Rolling element bearings are essential components of rotating machinery. The spherical roller bearing (SRB) is one variant witnessing increasing use because it is self-aligning and can support high loads. It is becoming increasingly important to understand how the SRB responds dynamically under a variety of conditions. This study introduces a computationally efficient, three-degree-of-freedom, SRB model that was developed to predict the transient dynamic behaviors of a rotor-SRB system. In the model, bearing forces and deflections were calculated as a function of contact deformation and bearing geometry parameters according to the nonlinear Hertzian contact theory. The results reveal how some of the more important parameters, such as diametral clearance, the number of rollers, and osculation number, influence ultimate bearing performance. One pair of calculations looked at bearing displacement with respect to time for two separate arrangements of the caged side-by-side roller arrays, when they are aligned and when they are staggered. As theory suggests, significantly lower displacement variations were predicted for the staggered arrangement. Following model verification, a numerical simulation was carried out successfully for a full rotor-bearing system to demonstrate the application of this newly developed SRB model in a typical real world analysis.

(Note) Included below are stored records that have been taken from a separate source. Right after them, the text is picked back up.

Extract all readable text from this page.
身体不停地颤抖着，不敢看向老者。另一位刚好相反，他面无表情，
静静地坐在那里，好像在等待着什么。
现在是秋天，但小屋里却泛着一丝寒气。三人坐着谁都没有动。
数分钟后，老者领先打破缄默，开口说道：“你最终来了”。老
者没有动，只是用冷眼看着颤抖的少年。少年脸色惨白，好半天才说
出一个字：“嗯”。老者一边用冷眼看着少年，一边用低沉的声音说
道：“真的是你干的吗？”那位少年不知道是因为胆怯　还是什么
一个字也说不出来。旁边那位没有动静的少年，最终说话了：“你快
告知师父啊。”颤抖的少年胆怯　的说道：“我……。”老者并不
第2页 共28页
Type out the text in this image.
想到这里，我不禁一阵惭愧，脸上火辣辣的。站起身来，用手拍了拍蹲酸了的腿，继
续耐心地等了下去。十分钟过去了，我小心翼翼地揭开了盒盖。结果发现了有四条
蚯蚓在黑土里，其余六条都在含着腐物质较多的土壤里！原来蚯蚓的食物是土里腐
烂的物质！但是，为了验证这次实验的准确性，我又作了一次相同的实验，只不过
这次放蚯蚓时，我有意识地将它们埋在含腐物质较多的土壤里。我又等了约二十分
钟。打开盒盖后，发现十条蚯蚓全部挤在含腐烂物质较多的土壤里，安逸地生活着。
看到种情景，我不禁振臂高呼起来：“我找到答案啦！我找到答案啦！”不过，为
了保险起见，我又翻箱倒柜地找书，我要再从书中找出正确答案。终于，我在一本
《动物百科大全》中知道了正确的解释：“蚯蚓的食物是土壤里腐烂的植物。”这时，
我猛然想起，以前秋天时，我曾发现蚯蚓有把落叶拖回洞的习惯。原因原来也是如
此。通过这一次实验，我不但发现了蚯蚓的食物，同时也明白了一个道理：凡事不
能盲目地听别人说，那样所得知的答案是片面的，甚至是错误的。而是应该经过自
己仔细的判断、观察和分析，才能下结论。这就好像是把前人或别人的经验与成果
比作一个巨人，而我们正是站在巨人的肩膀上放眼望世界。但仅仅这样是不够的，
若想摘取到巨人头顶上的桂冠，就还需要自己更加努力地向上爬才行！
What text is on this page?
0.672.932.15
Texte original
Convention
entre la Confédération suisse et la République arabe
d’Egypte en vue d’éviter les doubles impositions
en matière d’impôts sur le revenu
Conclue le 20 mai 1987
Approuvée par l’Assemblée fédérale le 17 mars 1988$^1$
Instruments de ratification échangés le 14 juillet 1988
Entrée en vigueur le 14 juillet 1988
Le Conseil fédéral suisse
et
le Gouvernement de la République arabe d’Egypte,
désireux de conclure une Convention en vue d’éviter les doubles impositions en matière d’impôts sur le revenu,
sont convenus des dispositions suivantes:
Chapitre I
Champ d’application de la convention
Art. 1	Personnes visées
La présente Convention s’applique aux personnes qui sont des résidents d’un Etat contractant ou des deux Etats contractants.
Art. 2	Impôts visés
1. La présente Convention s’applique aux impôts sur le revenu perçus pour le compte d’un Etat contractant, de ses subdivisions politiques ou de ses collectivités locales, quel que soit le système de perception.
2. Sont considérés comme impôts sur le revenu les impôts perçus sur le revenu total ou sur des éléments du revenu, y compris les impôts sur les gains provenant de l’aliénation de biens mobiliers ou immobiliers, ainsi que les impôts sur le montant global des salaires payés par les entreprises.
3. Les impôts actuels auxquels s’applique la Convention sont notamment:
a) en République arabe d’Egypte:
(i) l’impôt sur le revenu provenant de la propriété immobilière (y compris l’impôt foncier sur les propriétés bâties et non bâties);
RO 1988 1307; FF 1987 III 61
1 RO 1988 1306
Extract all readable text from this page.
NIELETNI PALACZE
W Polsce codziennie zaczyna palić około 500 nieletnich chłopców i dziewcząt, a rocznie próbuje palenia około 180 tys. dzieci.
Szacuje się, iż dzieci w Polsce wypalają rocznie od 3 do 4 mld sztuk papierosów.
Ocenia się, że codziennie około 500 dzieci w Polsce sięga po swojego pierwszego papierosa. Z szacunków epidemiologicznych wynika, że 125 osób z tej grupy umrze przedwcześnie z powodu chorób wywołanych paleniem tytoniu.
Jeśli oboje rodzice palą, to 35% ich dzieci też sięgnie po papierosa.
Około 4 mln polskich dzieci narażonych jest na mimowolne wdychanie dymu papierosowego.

Dynamic Analysis of Rotor System With Misaligned Retainer Bearings

Active magnetic bearings present a technology that has many advantages compared to traditional bearing concepts. Active magnetic bearings, however, require retainer bearings in order to prevent damages in the event of a component, power, or a control system failure. In the drop-down, when the rotor drops from the magnetic field on the retainer bearings, the design of the retainer bearings has a significant influence on the dynamic behavior of the rotor. In this study, the dynamics of an active magnetic bearing supported rotor during the drop on retainer bearings is studied employing a simulation model. The retainer bearings are modeled using a detailed ball bearing model while the flexibility of the rotor is described using the finite element method with component mode synthesis. The model is verified by comparing measurements carried out using an existing test rig and simulation results. In this study, the verified simulation model is employed studying the effect of misalignment of retainer bearings during the rotor drop-down on the retainer bearings. It is concluded in this study that the misalignment of the retainer bearings is harmful and can lead to whirling motion of the rotor.